Thank you, Penny Simkin!
Babies Want to be Born…
This idea has been rattling around in my mind a lot lately, and I thought my first “real” blog post was a great place to let it out.
It seems like an odd thing to say, doesn’t it – “Babies want to be born.” Do fetuses have wants? Doesn’t it call to mind the sweet female relatives saying, “Oh that baby is so cozy in there he doesn’t want to come out?” Doesn’t a lot of our verbiage around a woman’s due date revolve around the idea that baby’s going to have to leave his snug warm abode and that mama’s going to ‘kick him out?” Of course it’s always said in jest and with the most well-meaning sentiments. But doesn’t it kind of reflect the way we often look at the baby’s journey – as one forced upon him and against his wishes?

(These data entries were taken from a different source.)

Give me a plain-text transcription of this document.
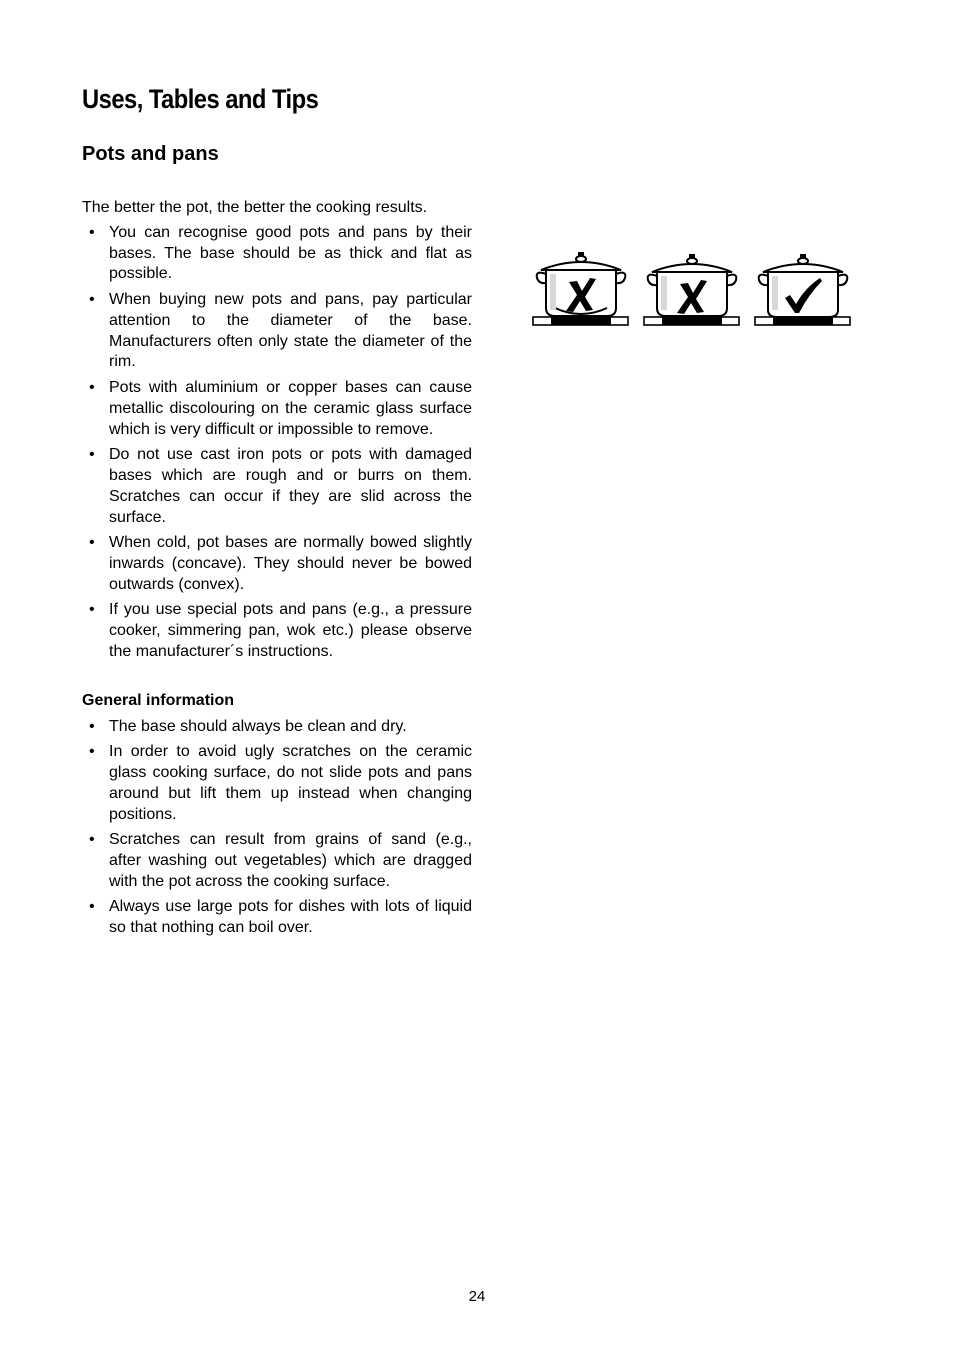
Uses, Tables and Tips
Pots and pans

The better the pot, the better the cooking results.

• You can recognise good pots and pans by their bases. The base should be as thick and flat as possible.
• When buying new pots and pans, pay particular attention to the diameter of the base. Manufacturers often only state the diameter of the rim.
• Pots with aluminium or copper bases can cause metallic discolouring on the ceramic glass surface which is very difficult or impossible to remove.
• Do not use cast iron pots or pots with damaged bases which are rough and or burrs on them. Scratches can occur if they are slid across the surface.
• When cold, pot bases are normally bowed slightly inwards (concave). They should never be bowed outwards (convex).
• If you use special pots and pans (e.g., a pressure cooker, simmering pan, wok etc.) please observe the manufacturer´s instructions.
General information
• The base should always be clean and dry.
• In order to avoid ugly scratches on the ceramic glass cooking surface, do not slide pots and pans around but lift them up instead when changing positions.
• Scratches can result from grains of sand (e.g., after washing out vegetables) which are dragged with the pot across the cooking surface.
• Always use large pots for dishes with lots of liquid so that nothing can boil over.
24
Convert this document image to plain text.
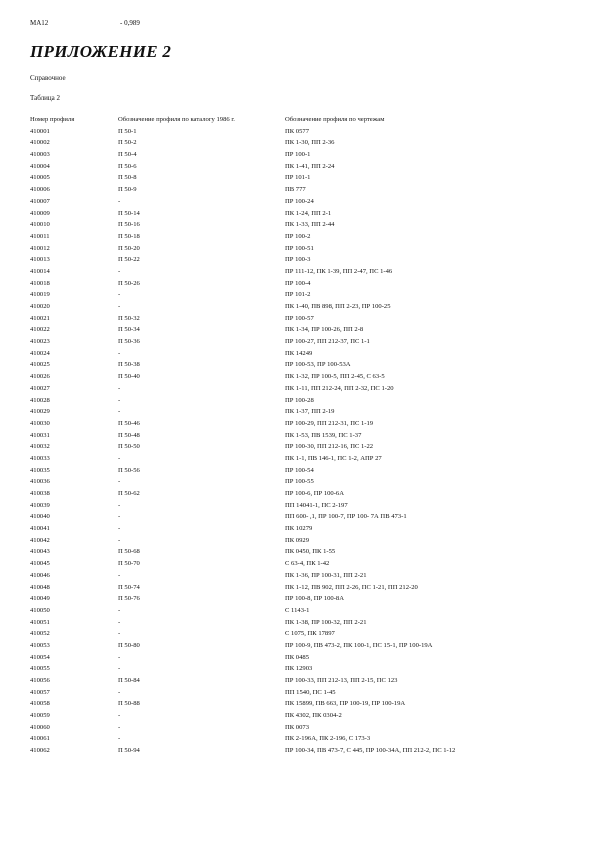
МА12	- 0,989
ПРИЛОЖЕНИЕ 2
Справочное
Таблица 2
Номер профиля	Обозначение профиля по каталогу 1986 г.	Обозначение профиля по чертежам
410001	П 50-1	ПК 0577
410002	П 50-2	ПК 1-30, ПП 2-36
410003	П 50-4	ПР 100-1
410004	П 50-6	ПК 1-41, ПП 2-24
410005	П 50-8	ПР 101-1
410006	П 50-9	ПВ 777
410007	-	ПР 100-24
410009	П 50-14	ПК 1-24, ПП 2-1
410010	П 50-16	ПК 1-33, ПП 2-44
410011	П 50-18	ПР 100-2
410012	П 50-20	ПР 100-51
410013	П 50-22	ПР 100-3
410014	-	ПР 111-12, ПК 1-39, ПП 2-47, ПС 1-46
410018	П 50-26	ПР 100-4
410019	-	ПР 101-2
410020	-	ПК 1-40, ПВ 898, ПП 2-23, ПР 100-25
410021	П 50-32	ПР 100-57
410022	П 50-34	ПК 1-34, ПР 100-26, ПП 2-8
410023	П 50-36	ПР 100-27, ПП 212-37, ПС 1-1
410024	-	ПК 14249
410025	П 50-38	ПР 100-53, ПР 100-53А
410026	П 50-40	ПК 1-32, ПР 100-5, ПП 2-45, С 63-5
410027	-	ПК 1-11, ПП 212-24, ПП 2-32, ПС 1-20
410028	-	ПР 100-28
410029	-	ПК 1-37, ПП 2-19
410030	П 50-46	ПР 100-29, ПП 212-31, ПС 1-19
410031	П 50-48	ПК 1-53, ПВ 1539, ПС 1-37
410032	П 50-50	ПР 100-30, ПП 212-16, ПС 1-22
410033	-	ПК 1-1, ПВ 146-1, ПС 1-2, АПР 27
410035	П 50-56	ПР 100-54
410036	-	ПР 100-55
410038	П 50-62	ПР 100-6, ПР 100-6А
410039	-	ПП 14041-1, ПС 2-197
410040	-	ПП 600- ,1, ПР 100-7, ПР 100- 7А ПВ 473-1
410041	-	ПК 10279
410042	-	ПК 0929
410043	П 50-68	ПК 0450, ПК 1-55
410045	П 50-70	С 63-4, ПК 1-42
410046	-	ПК 1-36, ПР 100-31, ПП 2-21
410048	П 50-74	ПК 1-12, ПВ 902, ПП 2-26, ПС 1-21, ПП 212-20
410049	П 50-76	ПР 100-8, ПР 100-8А
410050	-	С 1143-1
410051	-	ПК 1-38, ПР 100-32, ПП 2-21
410052	-	С 1075, ПК 17897
410053	П 50-80	ПР 100-9, ПВ 473-2, ПК 100-1, ПС 15-1, ПР 100-19А
410054	-	ПК 0485
410055	-	ПК 12903
410056	П 50-84	ПР 100-33, ПП 212-13, ПП 2-15, ПС 123
410057	-	ПП 1540, ПС 1-45
410058	П 50-88	ПК 15899, ПВ 663, ПР 100-19, ПР 100-19А
410059	-	ПК 4302, ПК 0304-2
410060	-	ПК 0073
410061	-	ПК 2-196А, ПК 2-196, С 173-3
410062	П 50-94	ПР 100-34, ПВ 473-7, С 445, ПР 100-34А, ПП 212-2, ПС 1-12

I have a feeling that it’s not quite like that.
One thing I try to instill in mothers and in couples in my childbirth classes is that mothers and babies (and fathers too!) are a team when it comes to birth. That baby is working to be born just as mother is working to give birth – and father to support and protect his family. Maybe it’s obvious to you and to others, but for me, it was the sprout of an idea that has been forming as I talk to students about this topic… Babies want to be born.

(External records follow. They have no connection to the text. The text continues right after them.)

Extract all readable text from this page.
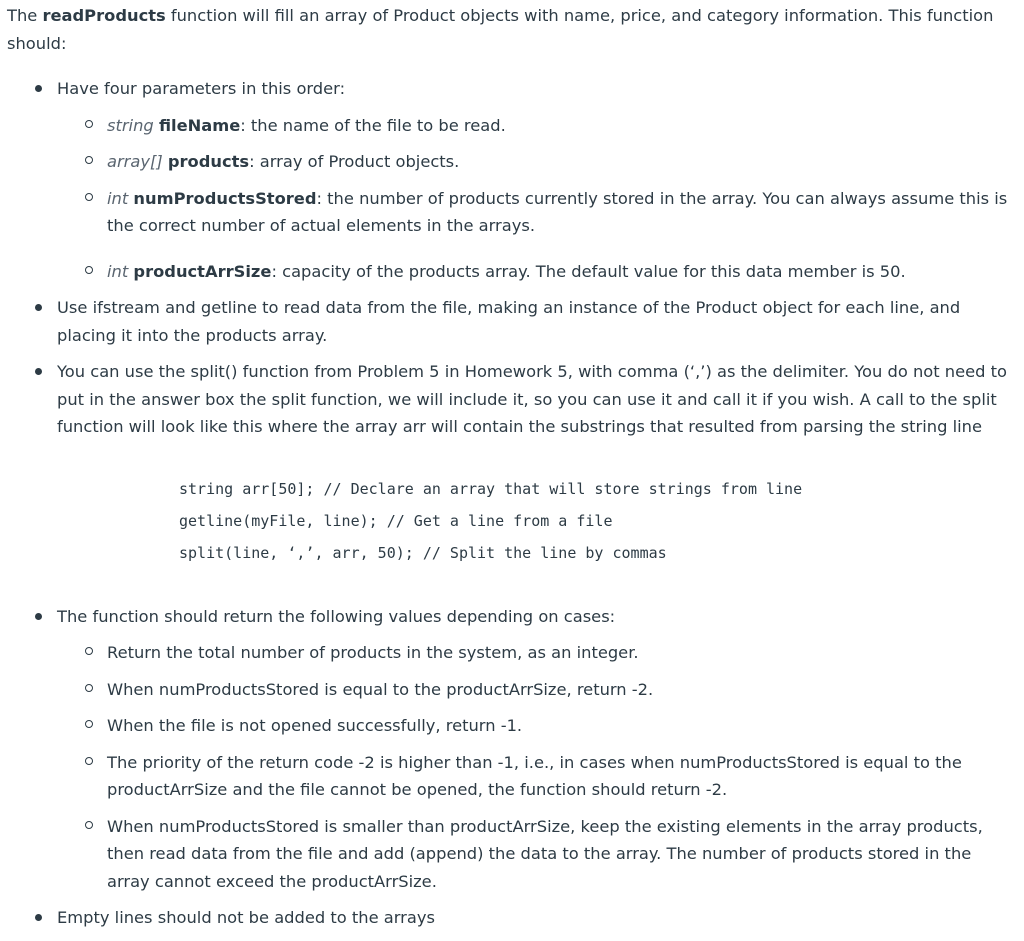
The readProducts function will fill an array of Product objects with name, price, and category information. This function should:

Have four parameters in this order:
string fileName: the name of the file to be read.
array[] products: array of Product objects.
int numProductsStored: the number of products currently stored in the array. You can always assume this is the correct number of actual elements in the arrays.
int productArrSize: capacity of the products array. The default value for this data member is 50.
Use ifstream and getline to read data from the file, making an instance of the Product object for each line, and placing it into the products array.
You can use the split() function from Problem 5 in Homework 5, with comma (‘,’) as the delimiter. You do not need to put in the answer box the split function, we will include it, so you can use it and call it if you wish. A call to the split function will look like this where the array arr will contain the substrings that resulted from parsing the string line
string arr[50]; // Declare an array that will store strings from line
getline(myFile, line); // Get a line from a file
split(line, ‘,’, arr, 50); // Split the line by commas
The function should return the following values depending on cases:
Return the total number of products in the system, as an integer.
When numProductsStored is equal to the productArrSize, return -2.
When the file is not opened successfully, return -1.
The priority of the return code -2 is higher than -1, i.e., in cases when numProductsStored is equal to the productArrSize and the file cannot be opened, the function should return -2.
When numProductsStored is smaller than productArrSize, keep the existing elements in the array products, then read data from the file and add (append) the data to the array. The number of products stored in the array cannot exceed the productArrSize.
Empty lines should not be added to the arrays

We know that instinctively, babies use the stepping reflex to push off as mother’s fundus pushes down, piston-like, during the second stage of labor. We know that unhindered by narcotic medications, a healthy, alert fetus will perform a series of “cardinal motions,” rotating his head and shoulders, extending his neck, to be born. These are normal responses to the actions of the mother’s body during labor. Babies work hard to be born as mother is working to give birth.
But what about before labor begins? Is labor “kicking baby out” of his cozy environs? Well, it’s theorized that structures in the hypothalamus of the fetus monitor his maturation and help trigger labor when the time is right. So presumably, the fetus is at least subconsciously partially responsible for the onset of labor.
Another thing that got me thinking recently was a video I watched, produced to increase awareness about late preterm birth. A mother in the video talked about the end of pregnancy – how even though women know that labor is not going to be a cakewalk, they look forward to it – they long for it to begin. She said that the end of pregnancy seems to be designed to make women want it to end.
I think it may be the same way for the baby. Cramped and getting cramped-er in the snug warm womb, even though labor must be a difficult journey for the baby, the baby instinctually knows that it’s time to be born. Time to make his entrance into the world of humanity, time to meet the mother face-to-face that he has known always. I am not talking about a cognitive, conscious awareness of this, but of an innate, instinctual urge.
So how can this idea, this concept of babies wanting to be born be translated into something real and meaningful? I think that remembering this can help us to remember to respect the baby. Respect that the baby wants to be born. Let him choose when the time is right. Don’t rob the baby of his ability to be an active participant in his birth by needlessly cutting him out of his mother’s body or by interfering with his labor – by starting it artificially, speeding it up artificially, inhibiting his ability to work with the labor by drugging him (via mother’s medications) or inhibiting his mother’s ability to move and work with the labor and facilitate his movements. Let him find his way – don’t twist and turn a baby’s head who was doing the job very well on his own, thank you very much. And of course, reward baby’s hard work by greeting him with love, sensitivity, respect, consciousness, and by immediately allowing him to go right to the place he was working so hard to get to – his mother’s arms, between her breasts.
I know there are times when intervention is warranted, but really, as Christiane Northrup states in Giving Birth by Suzanne Arms, ‘When birth is done on an eight-hour workshift, we miss the magic. And I think we do more harm than we know.’